Monday, January 2, 2017

ONE LAST WORD ON EXPLOITATION

Continuing my pathetic and desperate effort to avoid for one more day talking about Trump, who will, in the year to come, be my principal topic of blogging, let me extend the analysis I have offered in the last two days of the fundamentally exploitative nature of capitalism.  It will have occurred to many of you that my description of the situation of workers, although it may accurately reflect the facts on the ground in 1867, when Capital was published, does not seem to capture much that characterizes modern advanced post-industrial economies today. 

One obvious failing of my portrait of capitalism is that it represents workers as completely bereft of ownership of capital, including even the craft skills and tools that weavers, carpenters, blacksmiths, and ironmongers traditionally possessed.  By implication, it also represents workers as pretty much reduced to a homogeneous mass of semi-skilled machine operatives.  To be sure, Marx does nod in the direction of class distinctions within the working class by saying that skilled labor can be figured as a simple multiple of unskilled labor.  But that clearly does not begin to acknowledge, let alone to analyze, one of the most distinctive features of modern capitalism, namely the sharply pyramidal structure of wealth and income among those who sell their labor for a living, and who therefore qualify as members of the Working Class.

From a formal point of view, a minimum wage burger flipper, a factory worker, a middle manager in a WalMart store, and the CEO of a multi-national corporation are all wage-earners whose labor is exploited by capital, but intuitively it seems that they must occupy different, and in many respects opposed, positions in the class structure of a capitalist economy.  And so they do.

In effect, what happens in modern capitalist economies is that some workers acquire what Gary Becker famously called ”Human Capital,” in the form of knowledge, skill, and educational credentials.  This capital, for such it truly is, permits them both to appropriate a larger portion of what they produce and also frees them to move from sector to sector in the economy, taking with them not merely their bodies [which I ironically refer to as the workers’ capital in my re-analysis of Marx’s theory] but also this acquired capital.

The result, as [then] Marxist economists Sam Bowles and Herb Gintis argued in an old journal article, is a structure of relative exploitation.  Capitalists exploit workers, and workers high up on the income pyramid exploit those lower down.  One of the results of this structure of relative exploitation is that it is difficult, if not impossible, to develop working class solidarity, inasmuch as there are real and irreducible conflicts of interest between segments of what is technically the working class.

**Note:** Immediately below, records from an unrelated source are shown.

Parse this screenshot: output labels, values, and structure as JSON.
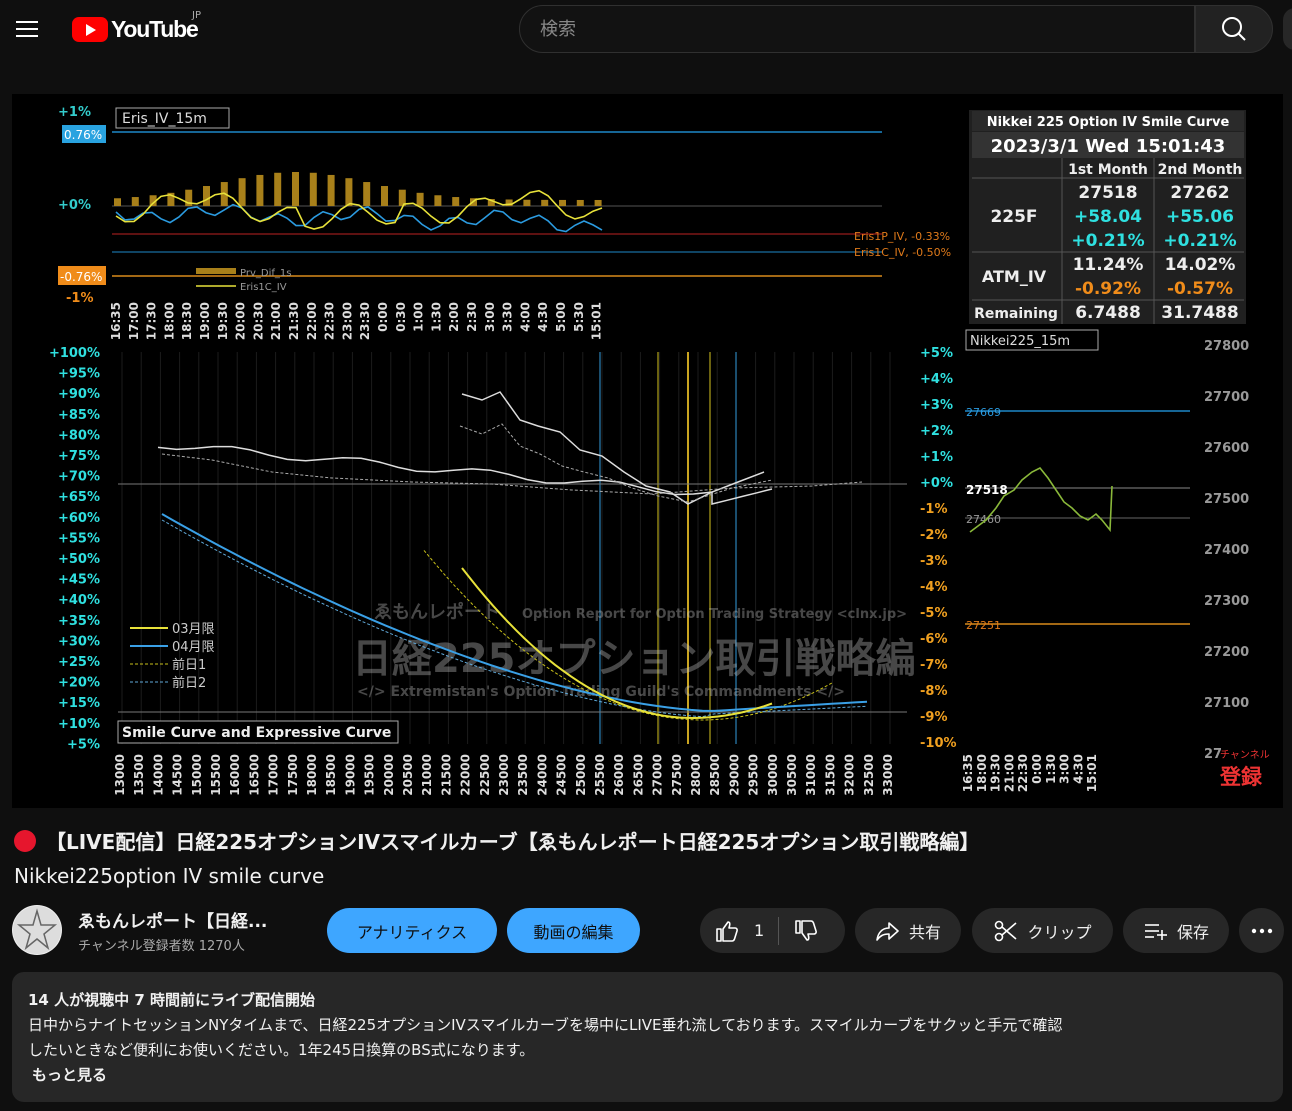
{
  "header": {
    "logo_text": "YouTube",
    "region": "JP",
    "search_placeholder": "検索"
  },
  "video": {
    "chart_header": "Nikkei 225 Option IV Smile Curve",
    "datetime": "2023/3/1 Wed 15:01:43",
    "col1": "1st Month",
    "col2": "2nd Month",
    "f_label": "225F",
    "f1": "27518",
    "f2": "27262",
    "f1_chg": "+58.04",
    "f2_chg": "+55.06",
    "f1_pct": "+0.21%",
    "f2_pct": "+0.21%",
    "atm_label": "ATM_IV",
    "atm1": "11.24%",
    "atm2": "14.02%",
    "atm1_chg": "-0.92%",
    "atm2_chg": "-0.57%",
    "remain_label": "Remaining",
    "remain1": "6.7488",
    "remain2": "31.7488",
    "eris_title": "Eris_IV_15m",
    "eris_p1": "+1%",
    "eris_box": "0.76%",
    "eris_0": "+0%",
    "eris_neg_box": "-0.76%",
    "eris_m1": "-1%",
    "eris_p_label": "Eris1P_IV, -0.33%",
    "eris_c_label": "Eris1C_IV, -0.50%",
    "eris_leg1": "Prv_Dif_1s",
    "eris_leg2": "Eris1C_IV",
    "eris_x": [
      "16:35",
      "17:00",
      "17:30",
      "18:00",
      "18:30",
      "19:00",
      "19:30",
      "20:00",
      "20:30",
      "21:00",
      "21:30",
      "22:00",
      "22:30",
      "23:00",
      "23:30",
      "0:00",
      "0:30",
      "1:00",
      "1:30",
      "2:00",
      "2:30",
      "3:00",
      "3:30",
      "4:00",
      "4:30",
      "5:00",
      "5:30",
      "15:01"
    ],
    "nk_title": "Nikkei225_15m",
    "nk_last": "27518",
    "nk_high": "27669",
    "nk_mid": "27460",
    "nk_low": "27251",
    "nk_y": [
      "27800",
      "27700",
      "27600",
      "27500",
      "27400",
      "27300",
      "27200",
      "27100",
      "27"
    ],
    "nk_x": [
      "16:35",
      "18:00",
      "19:30",
      "21:00",
      "22:30",
      "0:00",
      "1:30",
      "3:00",
      "4:30",
      "15:01"
    ],
    "smile_y": [
      "+100%",
      "+95%",
      "+90%",
      "+85%",
      "+80%",
      "+75%",
      "+70%",
      "+65%",
      "+60%",
      "+55%",
      "+50%",
      "+45%",
      "+40%",
      "+35%",
      "+30%",
      "+25%",
      "+20%",
      "+15%",
      "+10%",
      "+5%"
    ],
    "pct_y": [
      "+5%",
      "+4%",
      "+3%",
      "+2%",
      "+1%",
      "+0%",
      "-1%",
      "-2%",
      "-3%",
      "-4%",
      "-5%",
      "-6%",
      "-7%",
      "-8%",
      "-9%",
      "-10%"
    ],
    "strikes": [
      "13000",
      "13500",
      "14000",
      "14500",
      "15000",
      "15500",
      "16000",
      "16500",
      "17000",
      "17500",
      "18000",
      "18500",
      "19000",
      "19500",
      "20000",
      "20500",
      "21000",
      "21500",
      "22000",
      "22500",
      "23000",
      "23500",
      "24000",
      "24500",
      "25000",
      "25500",
      "26000",
      "26500",
      "27000",
      "27500",
      "28000",
      "28500",
      "29000",
      "29500",
      "30000",
      "30500",
      "31000",
      "31500",
      "32000",
      "32500",
      "33000"
    ],
    "legend": [
      "03月限",
      "04月限",
      "前日1",
      "前日2"
    ],
    "smile_title": "Smile Curve and Expressive Curve",
    "wm1": "ゑもんレポート",
    "wm1b": "Option Report for Option Trading Strategy <clnx.jp>",
    "wm2": "日経225オプション取引戦略編",
    "wm3": "</> Extremistan's Option Trading Guild's Commandments </>",
    "sub_small": "チャンネル",
    "sub_big": "登録"
  },
  "title": "【LIVE配信】日経225オプションIVスマイルカーブ【ゑもんレポート日経225オプション取引戦略編】",
  "subtitle": "Nikkei225option IV smile curve",
  "channel": {
    "name": "ゑもんレポート【日経...",
    "subs": "チャンネル登録者数 1270人"
  },
  "actions": {
    "analytics": "アナリティクス",
    "edit": "動画の編集",
    "likes": "1",
    "share": "共有",
    "clip": "クリップ",
    "save": "保存"
  },
  "description": {
    "meta": "14 人が視聴中  7 時間前にライブ配信開始",
    "line1": "日中からナイトセッションNYタイムまで、日経225オプションIVスマイルカーブを場中にLIVE垂れ流しております。スマイルカーブをサクッと手元で確認",
    "line2": "したいときなど便利にお使いください。1年245日換算のBS式になります。",
    "more": "もっと見る"
  }
}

By the way, the enormous salaries and bonuses paid to corporate executives are something else.  They are, in effect, thefts of a portion of profits by the managers, taken from the shareholders and paid to themselves.  This is made possible by the structure of modern joint stock corporations.  If the plant manager of a nineteenth century firm were to pocket a chunk of the owner’s profits, he would be thrown in jail.  Today, he is appointed Secretary of State of the United States.